In entropy-regularized reinforcement learning, the agent receives an additional reward at each time step proportionate to the policy entropy for that specific time step. This adjustment transforms the RL goal from reward maximization into a problem of minimizing the Kullback-Leibler divergence. By reparameterizing the expectation, the authors can define the policy objective as the negative log probability of taking a particular action given the current state.

Minimizing the Kullback-Leibler Divergence

To approximate the gradient of the policy objective, the authors use a reparameterized version of the expectation. They first take the gradient of the logarithm of the policy probability and then subtract the gradient of the Q-function at the current state and action. This process enables the agent to learn the optimal policy that maximizes the expected cumulative reward over time.

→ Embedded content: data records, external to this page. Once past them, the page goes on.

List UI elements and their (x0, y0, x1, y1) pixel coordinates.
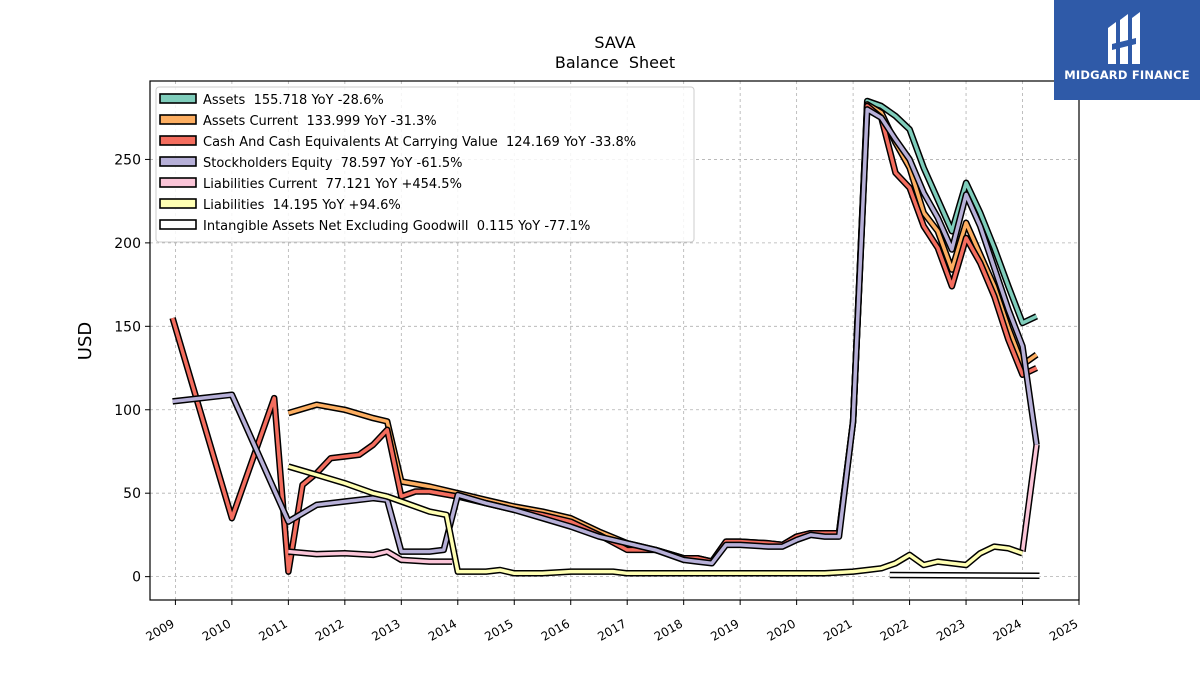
legend-label: Assets Current 133.999 YoY -31.3% (203, 114, 437, 129)
legend-swatch (159, 177, 197, 188)
y-tick-label: 50 (123, 486, 141, 502)
legend-swatch (159, 198, 197, 209)
x-tick-label: 2012 (313, 616, 346, 643)
y-axis: 0 50 100 150 200 250 (114, 152, 150, 586)
legend-label: Liabilities Current 77.121 YoY +454.5% (203, 177, 462, 192)
x-axis: 2009 2010 2011 2012 2013 2014 2015 2016 2017 2018… (143, 600, 1081, 644)
chart-subtitle: Balance Sheet (555, 53, 675, 72)
legend-swatch (159, 219, 197, 230)
x-tick-label: 2017 (595, 616, 628, 643)
midgard-finance-logo: MIDGARD FINANCE (1054, 0, 1200, 100)
series-line (1020, 444, 1039, 552)
legend-label: Cash And Cash Equivalents At Carrying Va… (203, 135, 636, 150)
legend-box (155, 86, 695, 243)
x-tick-label: 2021 (821, 616, 854, 643)
series-line (851, 99, 1038, 422)
x-tick-label: 2019 (708, 616, 741, 643)
x-tick-label: 2025 (1047, 616, 1080, 643)
series-liabilities-current-recent (1019, 444, 1040, 553)
x-tick-label: 2009 (143, 616, 176, 643)
x-tick-label: 2022 (878, 616, 911, 643)
y-tick-label: 200 (114, 236, 141, 252)
series-line (170, 104, 1038, 574)
y-tick-label: 250 (114, 152, 141, 168)
series-line (287, 464, 1024, 576)
legend-label: Assets 155.718 YoY -28.6% (203, 93, 384, 108)
logo-text: MIDGARD FINANCE (1064, 68, 1190, 82)
x-tick-label: 2011 (256, 616, 289, 643)
y-tick-label: 0 (132, 570, 141, 586)
legend-label: Stockholders Equity 78.597 YoY -61.5% (203, 156, 463, 171)
series-stockholders-equity (172, 106, 1040, 567)
legend: Assets 155.718 YoY -28.6% Assets Current … (155, 86, 695, 243)
series-line (172, 107, 1039, 566)
plot-frame (149, 80, 1080, 601)
x-tick-label: 2018 (652, 616, 685, 643)
legend-swatch (159, 135, 197, 146)
x-tick-label: 2023 (934, 616, 967, 643)
legend-swatch (159, 114, 197, 125)
series-line (889, 573, 1040, 578)
x-tick-label: 2015 (482, 616, 515, 643)
legend-swatch (159, 93, 197, 104)
series-cash-and-cash-equivalents-at-carrying-value (169, 102, 1038, 575)
series-intangible-assets-net-excluding-goodwill (889, 571, 1040, 580)
legend-swatch (159, 156, 197, 167)
x-tick-label: 2024 (991, 616, 1024, 643)
series-line (288, 549, 453, 564)
legend-label: Intangible Assets Net Excluding Goodwill… (203, 219, 590, 234)
x-tick-label: 2016 (539, 616, 572, 643)
x-tick-label: 2013 (369, 616, 402, 643)
midgard-logo-icon (1108, 12, 1140, 64)
y-axis-label: USD (75, 322, 96, 360)
series-layer (169, 97, 1040, 580)
series-liabilities-current (288, 548, 453, 565)
legend-label: Liabilities 14.195 YoY +94.6% (203, 198, 401, 213)
y-tick-label: 100 (114, 403, 141, 419)
x-tick-label: 2014 (426, 616, 459, 643)
series-assets (849, 97, 1038, 422)
x-tick-label: 2020 (765, 616, 798, 643)
y-tick-label: 150 (114, 319, 141, 335)
series-liabilities (287, 463, 1024, 577)
chart-title: SAVA (594, 33, 635, 52)
x-tick-label: 2010 (200, 616, 233, 643)
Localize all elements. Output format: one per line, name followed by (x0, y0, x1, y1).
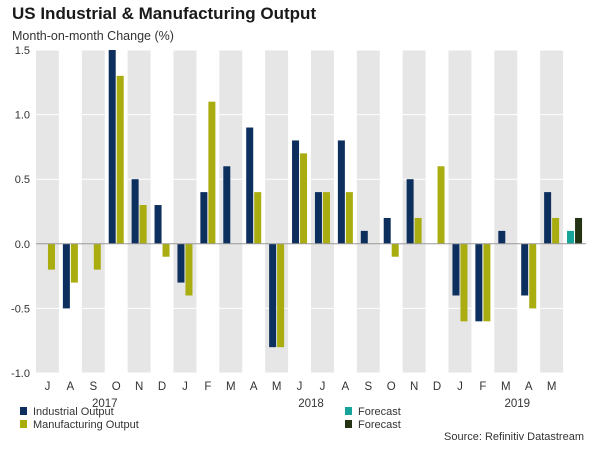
bar-industrial (406, 179, 414, 244)
x-tick-label: S (364, 381, 372, 393)
bar-manufacturing (70, 243, 78, 283)
background-band (173, 50, 197, 373)
background-band (219, 50, 243, 373)
bar-industrial (452, 243, 460, 296)
x-tick-label: M (272, 381, 282, 393)
y-tick-label: -0.5 (11, 303, 30, 315)
bar-industrial (108, 50, 116, 244)
bar-manufacturing (322, 192, 330, 244)
bar-manufacturing (391, 243, 399, 257)
x-tick-label: F (204, 381, 211, 393)
x-tick-label: O (112, 381, 121, 393)
x-tick-label: O (387, 381, 396, 393)
background-band (81, 50, 105, 373)
bar-industrial (314, 192, 322, 244)
x-tick-label: M (501, 381, 511, 393)
x-tick-label: S (89, 381, 97, 393)
source-note: Source: Refinitiv Datastream (444, 431, 584, 443)
bar-industrial (177, 243, 185, 283)
x-tick-label: N (410, 381, 418, 393)
x-tick-label: J (182, 381, 188, 393)
legend-swatch (345, 407, 352, 415)
bar-manufacturing (208, 101, 216, 244)
x-tick-label: N (135, 381, 143, 393)
x-tick-label: J (457, 381, 463, 393)
bar-manufacturing (93, 243, 101, 270)
bar-manufacturing (414, 217, 422, 244)
bar-manufacturing (185, 243, 193, 296)
bar-manufacturing (254, 192, 262, 244)
bar-forecast_manufacturing (575, 217, 583, 244)
bar-industrial (337, 140, 345, 244)
x-tick-label: A (67, 381, 75, 393)
legend-swatch (345, 420, 352, 428)
legend-swatch (20, 407, 27, 415)
year-label: 2017 (92, 398, 118, 410)
x-tick-label: J (297, 381, 303, 393)
year-label: 2018 (298, 398, 324, 410)
bar-manufacturing (162, 243, 170, 257)
bar-manufacturing (116, 75, 124, 244)
background-band (265, 50, 289, 373)
y-tick-label: 0.5 (15, 174, 30, 186)
bar-manufacturing (47, 243, 55, 270)
x-tick-label: J (320, 381, 326, 393)
bar-manufacturing (483, 243, 491, 322)
bar-manufacturing (552, 217, 560, 244)
y-tick-label: -1.0 (11, 368, 30, 380)
y-tick-label: 1.5 (15, 45, 30, 57)
x-tick-label: J (45, 381, 51, 393)
background-band (356, 50, 380, 373)
legend-swatch (20, 420, 27, 428)
background-band (540, 50, 564, 373)
bar-industrial (498, 230, 506, 244)
x-tick-label: D (158, 381, 166, 393)
bar-industrial (292, 140, 300, 244)
bar-industrial (383, 217, 391, 244)
background-band (402, 50, 426, 373)
bar-manufacturing (277, 243, 285, 348)
background-band (494, 50, 518, 373)
x-tick-label: M (547, 381, 557, 393)
bar-industrial (475, 243, 483, 322)
background-band (448, 50, 472, 373)
x-tick-label: M (226, 381, 236, 393)
background-band (127, 50, 151, 373)
background-band (311, 50, 334, 373)
bar-manufacturing (437, 166, 445, 244)
bar-industrial (154, 205, 162, 244)
x-tick-label: D (433, 381, 441, 393)
x-tick-label: A (250, 381, 258, 393)
bar-industrial (223, 166, 231, 244)
x-tick-label: A (525, 381, 533, 393)
bar-industrial (521, 243, 529, 296)
bar-manufacturing (300, 153, 308, 244)
bar-forecast_industrial (567, 230, 575, 244)
chart-subtitle: Month-on-month Change (%) (12, 29, 174, 43)
bar-industrial (360, 230, 368, 244)
bar-industrial (131, 179, 139, 244)
background-band (36, 50, 59, 373)
legend-label: Forecast (358, 406, 401, 418)
year-label: 2019 (504, 398, 530, 410)
bar-industrial (200, 192, 208, 244)
bar-industrial (246, 127, 254, 244)
bar-manufacturing (139, 205, 147, 244)
bar-manufacturing (460, 243, 468, 322)
legend-label: Industrial Output (33, 406, 114, 418)
bar-industrial (269, 243, 277, 348)
bar-industrial (62, 243, 70, 309)
bar-manufacturing (529, 243, 537, 309)
legend-label: Manufacturing Output (33, 419, 139, 431)
bar-industrial (544, 192, 552, 244)
x-tick-label: F (479, 381, 486, 393)
legend-label: Forecast (358, 419, 401, 431)
y-tick-label: 0.0 (15, 239, 30, 251)
chart-title: US Industrial & Manufacturing Output (12, 4, 317, 23)
y-tick-label: 1.0 (15, 110, 30, 122)
x-tick-label: A (342, 381, 350, 393)
bar-manufacturing (345, 192, 353, 244)
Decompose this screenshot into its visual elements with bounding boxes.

Iterative Interactions and Data Collection

Through iterative interactions and data collection, the Q-function and policy networks will reach a state of convergence, which enables the agent to obtain the maximum reward in each episode. The authors propose using SAC algorithm as the core component of their approach to learn the optimal policy.
In conclusion, the article presents an innovative approach to autonomous driving that combines residual structures and SAC algorithm. By addressing the challenges of vanishing gradients and slow convergence, the proposed method enables the agent to learn the optimal policy that maximizes the expected cumulative reward over time. The authors demonstrate the effectiveness of their approach through simulations and highlight its potential for real-world applications.